Franz Klaus' advice is apt: "If you want to have a $100,000 at the end of your first year of woodworking, then be sure to start out with $1,000,000."
What a great blog post!!!!
Very good post Nancy. Here are a couple of things to add to the list of considerations -
1. The cost and risk of bad debt/collection and chasing after your customer to get paid. This can have a major impact on the amount of working capital you may need to effectively run the business and manage cash flow.
2. How to actually price your work. It is simultaneously understandable and shocking to me how few professional woodworkers have any type of sound method for pricing their work. It's not just the cost of the materials and your time. There is overhead, consumable shop supplies, amortization of capital costs like tools, planning and last but not least - contingencies. It's important to try and be competitive when bidding work, but you can't make up negative margins in volume.

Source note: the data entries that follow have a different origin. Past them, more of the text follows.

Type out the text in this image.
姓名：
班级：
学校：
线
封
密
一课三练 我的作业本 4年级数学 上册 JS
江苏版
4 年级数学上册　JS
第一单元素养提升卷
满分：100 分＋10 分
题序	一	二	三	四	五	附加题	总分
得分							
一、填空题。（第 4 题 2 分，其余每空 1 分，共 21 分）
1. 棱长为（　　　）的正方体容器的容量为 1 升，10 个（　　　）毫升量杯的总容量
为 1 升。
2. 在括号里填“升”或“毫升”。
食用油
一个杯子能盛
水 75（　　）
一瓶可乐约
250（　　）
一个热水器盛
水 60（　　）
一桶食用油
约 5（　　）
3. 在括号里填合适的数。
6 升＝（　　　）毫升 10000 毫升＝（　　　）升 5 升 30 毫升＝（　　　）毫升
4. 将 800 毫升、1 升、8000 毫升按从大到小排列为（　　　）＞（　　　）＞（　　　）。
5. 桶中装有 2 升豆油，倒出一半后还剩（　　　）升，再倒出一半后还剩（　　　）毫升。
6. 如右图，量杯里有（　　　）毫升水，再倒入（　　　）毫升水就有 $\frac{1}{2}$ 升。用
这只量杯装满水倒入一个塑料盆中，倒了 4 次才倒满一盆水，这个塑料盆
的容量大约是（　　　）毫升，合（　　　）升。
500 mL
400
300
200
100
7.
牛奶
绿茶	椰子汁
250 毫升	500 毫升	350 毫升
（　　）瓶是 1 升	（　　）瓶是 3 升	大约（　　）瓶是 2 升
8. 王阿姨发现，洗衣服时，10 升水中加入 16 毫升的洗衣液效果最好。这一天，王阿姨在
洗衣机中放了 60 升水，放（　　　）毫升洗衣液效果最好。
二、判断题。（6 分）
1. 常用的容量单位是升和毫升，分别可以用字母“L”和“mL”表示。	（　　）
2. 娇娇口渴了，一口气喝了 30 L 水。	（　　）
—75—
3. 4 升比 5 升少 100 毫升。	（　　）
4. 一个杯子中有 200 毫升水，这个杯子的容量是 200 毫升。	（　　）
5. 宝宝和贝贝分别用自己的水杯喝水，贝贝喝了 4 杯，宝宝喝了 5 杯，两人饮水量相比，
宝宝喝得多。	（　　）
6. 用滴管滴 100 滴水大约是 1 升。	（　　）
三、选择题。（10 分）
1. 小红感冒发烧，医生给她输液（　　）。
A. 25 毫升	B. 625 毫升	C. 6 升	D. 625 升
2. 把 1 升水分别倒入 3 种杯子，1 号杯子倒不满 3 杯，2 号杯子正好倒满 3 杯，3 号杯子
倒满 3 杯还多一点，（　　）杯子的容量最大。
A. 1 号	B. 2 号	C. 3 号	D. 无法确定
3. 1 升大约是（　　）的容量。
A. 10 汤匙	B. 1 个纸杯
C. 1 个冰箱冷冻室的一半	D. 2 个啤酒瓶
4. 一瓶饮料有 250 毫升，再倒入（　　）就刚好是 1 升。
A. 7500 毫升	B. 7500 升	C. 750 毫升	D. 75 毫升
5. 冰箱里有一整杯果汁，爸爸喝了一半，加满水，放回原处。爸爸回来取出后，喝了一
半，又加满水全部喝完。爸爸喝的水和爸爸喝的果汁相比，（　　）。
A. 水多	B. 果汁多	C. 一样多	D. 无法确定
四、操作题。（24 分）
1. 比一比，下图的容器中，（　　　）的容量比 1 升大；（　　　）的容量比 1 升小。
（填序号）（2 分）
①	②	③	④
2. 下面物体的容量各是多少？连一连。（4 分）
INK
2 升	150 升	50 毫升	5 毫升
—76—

It could be frustrating at times when people simply take you for granted especially when they have the wrong perception of you. Being self-employed does not mean that you have all the time in the world to literally do nothing. You are still employed though on your own personal schedule. It gets even more absurd when some of those people expect you to teach them the ropes of starting a business free-of-charge and get upset if you refuse.
I am quickly becoming a fan of your observations and writing style. Thank you for some sobering advice and being blunt about it.
I was pricing something the other day for a customer at my part-time job (at a woodworking store so I can get lower cost wood, other supplies, and meet potential clients) and my boss who is younger, better, and smarter than I am grabbed me quickly and took me aside to tell me to nearly double what he felt I was about to ask. He was right in all cases- I am much happier to make things when I know the compensation is correct and I am often the one who made it incorrect at the outset.
"Hence this post, the first in a series I’ll be writing over the coming year"
Can we get a link to the rest of the series?
Scroll down further or a link to the Pro's Corner is at the top of the page.